Milko Bambič (26 April 1905 – 20 May 1991) also known by the nicknames Cvetanov and Banetov, was a prolific illustrator, cartoonist, caricaturist, inventor, children's writer, publicist, and painter from the Slovene minority in Italy (1920-1947). He is regarded as one of the most versatile Slovene artists and a prominent Italian Futurist painter. He published in both Italian and Slovene. He is known for the first Slovene comic strip Little Negro Bu-ci-bu, an allegory of Mussolini's career, and as the creator of the Three Hearts (Tri srca) brand, still used today by Radenska.

==Life==
Bambič was born in Trieste, where he attended the elementary Cyril and Methodius School with Slovene language as language of instruction, located in Sveti Ivan, Trieste. Then, he was a pupil at the one-year German preparatory school and in the first class of the German technical high school in Trieste. In 1919, he attended the brothers Rendićs's private school, and then the Idrija Technical High School, where he got acquainted with modern art movements by the Lojze Spazzapan, a Slovene-Italian modernist painter, who at the time served in Idrija as a math and drawing teacher. Babič became the leading illustrator of Slovene press in Trieste. He was prevented by the fascists to enter the Accademia di Belle Arti in Venice in late 1920s. In 1927, he participated in an underground exhibition of Slovene Trieste artists, forbidden by the Italian Fascist government.

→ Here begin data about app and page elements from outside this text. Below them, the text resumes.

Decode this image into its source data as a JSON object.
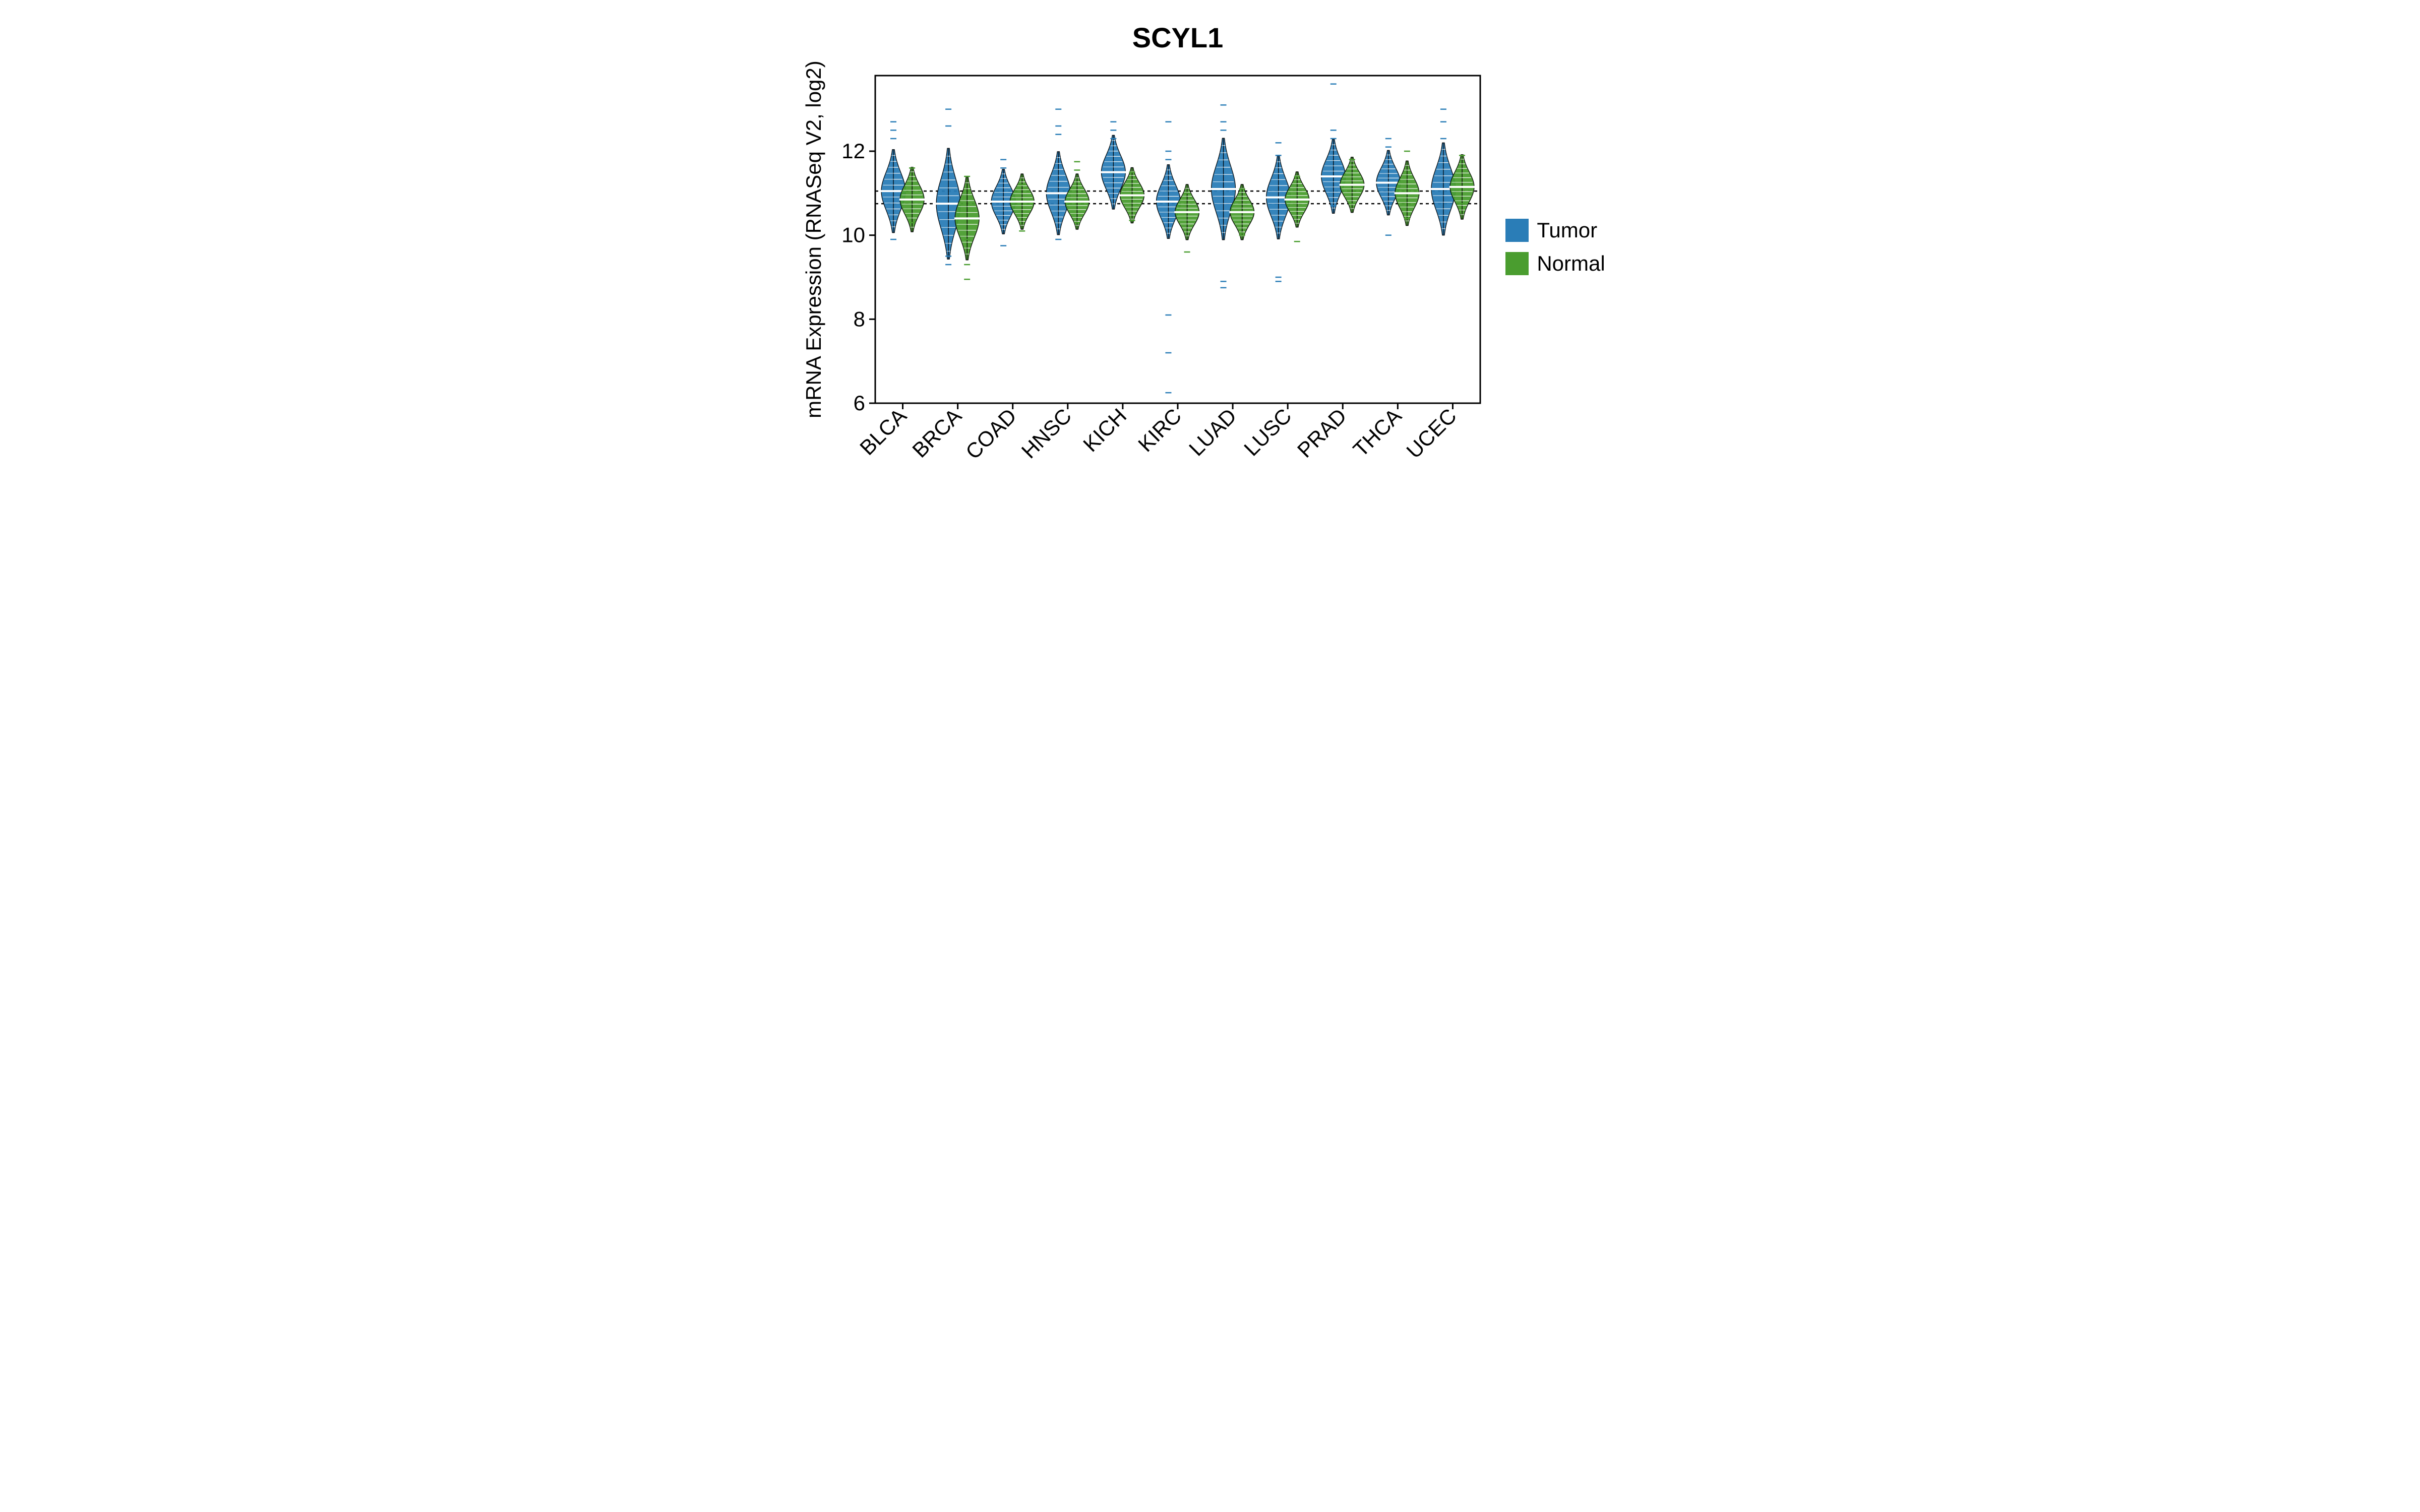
{
  "chart_data": {
    "type": "beanplot",
    "title": "SCYL1",
    "ylabel": "mRNA Expression (RNASeq V2, log2)",
    "xlabel": "",
    "ylim": [
      6,
      13.8
    ],
    "y_ticks": [
      6,
      8,
      10,
      12
    ],
    "categories": [
      "BLCA",
      "BRCA",
      "COAD",
      "HNSC",
      "KICH",
      "KIRC",
      "LUAD",
      "LUSC",
      "PRAD",
      "THCA",
      "UCEC"
    ],
    "reference_lines": [
      11.05,
      10.75
    ],
    "colors": {
      "tumor": "#2a7db7",
      "normal": "#4a9d2f"
    },
    "legend": [
      {
        "name": "Tumor",
        "color": "#2a7db7"
      },
      {
        "name": "Normal",
        "color": "#4a9d2f"
      }
    ],
    "series": [
      {
        "name": "Tumor",
        "color": "#2a7db7",
        "medians": [
          11.05,
          10.75,
          10.8,
          11.0,
          11.5,
          10.8,
          11.1,
          10.9,
          11.4,
          11.25,
          11.1
        ],
        "spreads": [
          0.45,
          0.6,
          0.35,
          0.45,
          0.4,
          0.4,
          0.55,
          0.45,
          0.4,
          0.35,
          0.5
        ],
        "outliers": [
          [
            12.7,
            12.5,
            12.3,
            9.9
          ],
          [
            13.0,
            12.6,
            9.3,
            9.5
          ],
          [
            11.8,
            11.6,
            9.75
          ],
          [
            13.0,
            12.6,
            12.4,
            9.9
          ],
          [
            12.7,
            12.5,
            12.3
          ],
          [
            12.0,
            11.8,
            12.7,
            8.1,
            7.2,
            6.25
          ],
          [
            13.1,
            12.7,
            12.5,
            8.9,
            8.75
          ],
          [
            12.2,
            11.9,
            9.0,
            8.9
          ],
          [
            13.6,
            12.5,
            12.3,
            10.7
          ],
          [
            12.3,
            12.1,
            10.0
          ],
          [
            13.0,
            12.7,
            12.3
          ]
        ]
      },
      {
        "name": "Normal",
        "color": "#4a9d2f",
        "medians": [
          10.85,
          10.4,
          10.8,
          10.8,
          10.95,
          10.55,
          10.55,
          10.85,
          11.2,
          11.0,
          11.15
        ],
        "spreads": [
          0.35,
          0.45,
          0.3,
          0.3,
          0.3,
          0.3,
          0.3,
          0.3,
          0.3,
          0.35,
          0.35
        ],
        "outliers": [
          [
            11.6,
            10.3
          ],
          [
            11.4,
            9.9,
            9.3,
            8.95
          ],
          [
            11.2,
            10.1
          ],
          [
            11.75,
            11.55,
            10.3
          ],
          [
            11.5,
            10.35
          ],
          [
            11.0,
            9.6
          ],
          [
            11.1,
            10.0,
            10.05
          ],
          [
            11.4,
            9.85
          ],
          [
            11.8,
            10.75
          ],
          [
            12.0,
            10.4
          ],
          [
            11.9,
            10.75
          ]
        ]
      }
    ]
  }
}
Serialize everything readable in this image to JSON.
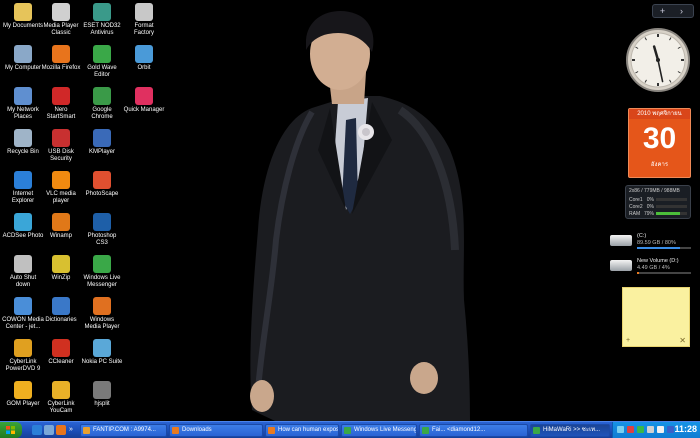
{
  "desktop": {
    "icons": [
      {
        "id": "my-documents",
        "label": "My Documents",
        "col": 0,
        "row": 0,
        "color": "#e6c45a",
        "icon": "folder-icon"
      },
      {
        "id": "my-computer",
        "label": "My Computer",
        "col": 0,
        "row": 1,
        "color": "#8aa8c8",
        "icon": "computer-icon"
      },
      {
        "id": "my-network-places",
        "label": "My Network\nPlaces",
        "col": 0,
        "row": 2,
        "color": "#5f8fd0",
        "icon": "network-icon"
      },
      {
        "id": "recycle-bin",
        "label": "Recycle Bin",
        "col": 0,
        "row": 3,
        "color": "#9fb4c8",
        "icon": "recycle-bin-icon"
      },
      {
        "id": "internet-explorer",
        "label": "Internet\nExplorer",
        "col": 0,
        "row": 4,
        "color": "#2b7fd8",
        "icon": "ie-icon"
      },
      {
        "id": "acdsee-photo",
        "label": "ACDSee Photo",
        "col": 0,
        "row": 5,
        "color": "#3aa6d8",
        "icon": "acdsee-icon"
      },
      {
        "id": "auto-shut-down",
        "label": "Auto Shut\ndown",
        "col": 0,
        "row": 6,
        "color": "#c0c0c0",
        "icon": "timer-icon"
      },
      {
        "id": "cowon-media-center",
        "label": "COWON Media\nCenter - jet...",
        "col": 0,
        "row": 7,
        "color": "#4a8ed8",
        "icon": "cowon-icon"
      },
      {
        "id": "cyberlink-powerdvd",
        "label": "CyberLink\nPowerDVD 9",
        "col": 0,
        "row": 8,
        "color": "#e0a020",
        "icon": "dvd-icon"
      },
      {
        "id": "gom-player",
        "label": "GOM Player",
        "col": 0,
        "row": 9,
        "color": "#f0b020",
        "icon": "gom-icon"
      },
      {
        "id": "media-player-classic",
        "label": "Media Player\nClassic",
        "col": 1,
        "row": 0,
        "color": "#d0d0d0",
        "icon": "media-player-icon"
      },
      {
        "id": "mozilla-firefox",
        "label": "Mozilla Firefox",
        "col": 1,
        "row": 1,
        "color": "#e8741c",
        "icon": "firefox-icon"
      },
      {
        "id": "nero-startsmart",
        "label": "Nero\nStartSmart",
        "col": 1,
        "row": 2,
        "color": "#d02828",
        "icon": "nero-icon"
      },
      {
        "id": "usb-disk-security",
        "label": "USB Disk\nSecurity",
        "col": 1,
        "row": 3,
        "color": "#c83030",
        "icon": "usb-shield-icon"
      },
      {
        "id": "vlc-media-player",
        "label": "VLC media\nplayer",
        "col": 1,
        "row": 4,
        "color": "#f08a10",
        "icon": "vlc-cone-icon"
      },
      {
        "id": "winamp",
        "label": "Winamp",
        "col": 1,
        "row": 5,
        "color": "#e07818",
        "icon": "winamp-icon"
      },
      {
        "id": "winzip",
        "label": "WinZip",
        "col": 1,
        "row": 6,
        "color": "#d8c030",
        "icon": "winzip-icon"
      },
      {
        "id": "dictionaries",
        "label": "Dictionaries",
        "col": 1,
        "row": 7,
        "color": "#3a78c8",
        "icon": "dictionary-icon"
      },
      {
        "id": "ccleaner",
        "label": "CCleaner",
        "col": 1,
        "row": 8,
        "color": "#d03020",
        "icon": "ccleaner-icon"
      },
      {
        "id": "cyberlink-youcam",
        "label": "CyberLink\nYouCam",
        "col": 1,
        "row": 9,
        "color": "#e8b028",
        "icon": "webcam-icon"
      },
      {
        "id": "eset-nod32",
        "label": "ESET NOD32\nAntivirus",
        "col": 2,
        "row": 0,
        "color": "#3a9a8a",
        "icon": "eset-icon"
      },
      {
        "id": "gold-wave-editor",
        "label": "Gold Wave\nEditor",
        "col": 2,
        "row": 1,
        "color": "#3aa848",
        "icon": "goldwave-icon"
      },
      {
        "id": "google-chrome",
        "label": "Google\nChrome",
        "col": 2,
        "row": 2,
        "color": "#3a9a48",
        "icon": "chrome-icon"
      },
      {
        "id": "kmplayer",
        "label": "KMPlayer",
        "col": 2,
        "row": 3,
        "color": "#3a6ab8",
        "icon": "kmplayer-icon"
      },
      {
        "id": "photoscape",
        "label": "PhotoScape",
        "col": 2,
        "row": 4,
        "color": "#e05030",
        "icon": "photoscape-icon"
      },
      {
        "id": "photoshop-cs3",
        "label": "Photoshop\nCS3",
        "col": 2,
        "row": 5,
        "color": "#1e5fa8",
        "icon": "photoshop-icon"
      },
      {
        "id": "windows-live-messenger",
        "label": "Windows Live\nMessenger",
        "col": 2,
        "row": 6,
        "color": "#3aa848",
        "icon": "messenger-icon"
      },
      {
        "id": "windows-media-player",
        "label": "Windows\nMedia Player",
        "col": 2,
        "row": 7,
        "color": "#e07020",
        "icon": "wmp-icon"
      },
      {
        "id": "nokia-pc-suite",
        "label": "Nokia PC Suite",
        "col": 2,
        "row": 8,
        "color": "#5aa8d8",
        "icon": "nokia-icon"
      },
      {
        "id": "hjsplit",
        "label": "hjsplit",
        "col": 2,
        "row": 9,
        "color": "#7a7a7a",
        "icon": "hjsplit-icon"
      },
      {
        "id": "format-factory",
        "label": "Format\nFactory",
        "col": 3,
        "row": 0,
        "color": "#c8c8c8",
        "icon": "format-factory-icon"
      },
      {
        "id": "orbit",
        "label": "Orbit",
        "col": 3,
        "row": 1,
        "color": "#4a9ad8",
        "icon": "orbit-icon"
      },
      {
        "id": "quick-manager",
        "label": "Quick Manager",
        "col": 3,
        "row": 2,
        "color": "#e03060",
        "icon": "quick-manager-icon"
      }
    ]
  },
  "sidebar": {
    "top_buttons": [
      "+",
      "›"
    ],
    "clock": {
      "hour": 11,
      "minute": 28
    },
    "calendar": {
      "header": "2010 พฤศจิกายน",
      "day": "30",
      "weekday": "อังคาร"
    },
    "meter": {
      "header": "2x86 / 779MB / 988MB",
      "rows": [
        {
          "label": "Core1",
          "value": "0%",
          "fill": 0
        },
        {
          "label": "Core2",
          "value": "0%",
          "fill": 0
        },
        {
          "label": "RAM",
          "value": "79%",
          "fill": 0.79
        }
      ]
    },
    "drives": [
      {
        "title": "(C:)",
        "info": "89.59 GB / 80%",
        "fill": 0.8,
        "color": "#3a8ee8"
      },
      {
        "title": "New Volume (D:)",
        "info": "4.49 GB / 4%",
        "fill": 0.04,
        "color": "#e87a20"
      }
    ],
    "note": {
      "plus": "+",
      "close": "✕"
    }
  },
  "taskbar": {
    "tasks": [
      {
        "label": "FANTIP.COM : A9974...",
        "color": "#e8a030",
        "active": false
      },
      {
        "label": "Downloads",
        "color": "#e87a20",
        "active": false
      },
      {
        "label": "How can human expos...",
        "color": "#e87a20",
        "active": false
      },
      {
        "label": "Windows Live Messenger",
        "color": "#3aa848",
        "active": false
      },
      {
        "label": "Fai... <diamond12...",
        "color": "#3aa848",
        "active": false
      },
      {
        "label": "HiMaWaRi >> ซะเท...",
        "color": "#3aa848",
        "active": true
      }
    ],
    "clock": "11:28"
  },
  "colors": {
    "taskbar": "#245edb",
    "tray": "#1290e8",
    "calendar": "#e5561a",
    "note": "#faf1a0"
  }
}
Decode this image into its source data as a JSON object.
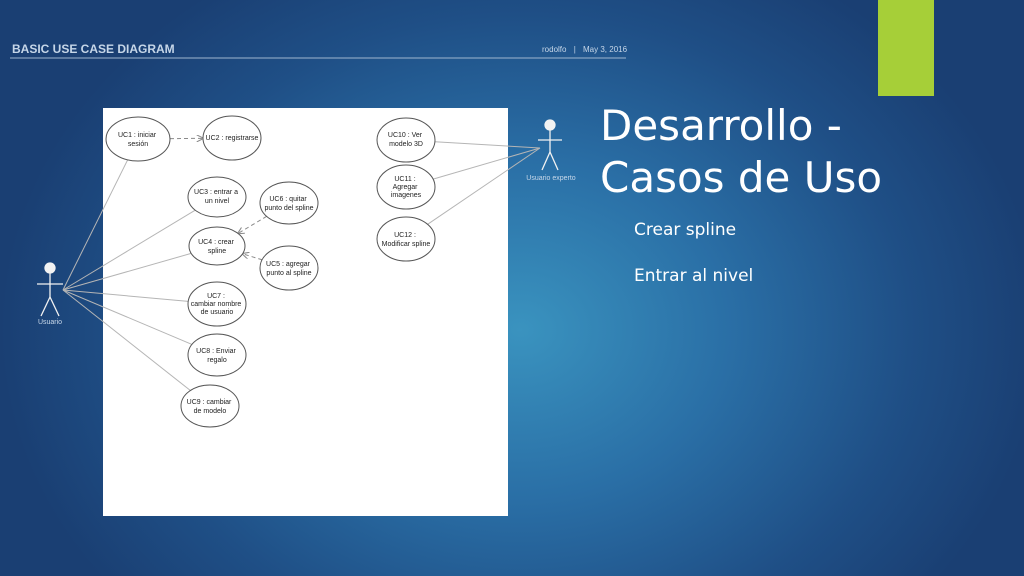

Bambič published his children's story on Buci-Bu, a black king who with his false wisdom leads his people to ruin. Because the Italian Fascist authorities recognised the message as politically motivated, Bambič had to leave Trieste for Yugoslavia to avoid arrest. In that year, he moved to Ljubljana, where he undertook the study of architecture, but did not finish it. In 1929, he moved to Zagreb, where he ran a graphics company and published an art review. In 1931, he designed the Three Hearts (Tri srca) brand for Radenska. In 1932, he attended art history courses in Ljubljana. In 1935, the Mladinska matica publishing house awarded his youth picture book King Honolulu (Slovene: Kralj Honolulu). He returned to Trieste in 1943, after the capitulation of Italy, and lived there until his death. Only in 1959 did he create his second comic. He was bestowed with the Marcello Mascherini Award in 1975, and in 1978 held an exhibition in the Sežana library that raised interest in him in Slovene circles. In 1980, he had a retrospective exhibition in Villa Opicina, and a large exhibition in Trieste in 1985.

==Work==
Overall, Bambič illustrated over 70 books, among them the poem collection Tičistan by Aleš Debeljak. In addition to his comic strips and caricatures, he also produced the first Slovene youth book in colour lithography, St. Nicholas's Night, written by Josip Ribičič. He spoke nine languages and translated poems, for example by Russian poet Alexander Blok and Italian poet Michelle Chaunier, with some work published. He held seven patents in different European countries. For the major part of his life, he was very connected with his home town of Trieste, where he was the leading Slovene illustrator. He also wrote and illustrated children's literature. His painting was based on Vienna Secession and Slovene Impressionism. His caricatures and illustrations have been described as light, innovative, humorous and anecdotal. In the Italian press, he was a valued art critic and also published articles about art, education, technology, national issues and other topics. On the hundredth anniversary of his birth, a conference and three exhibitions of his work were organised.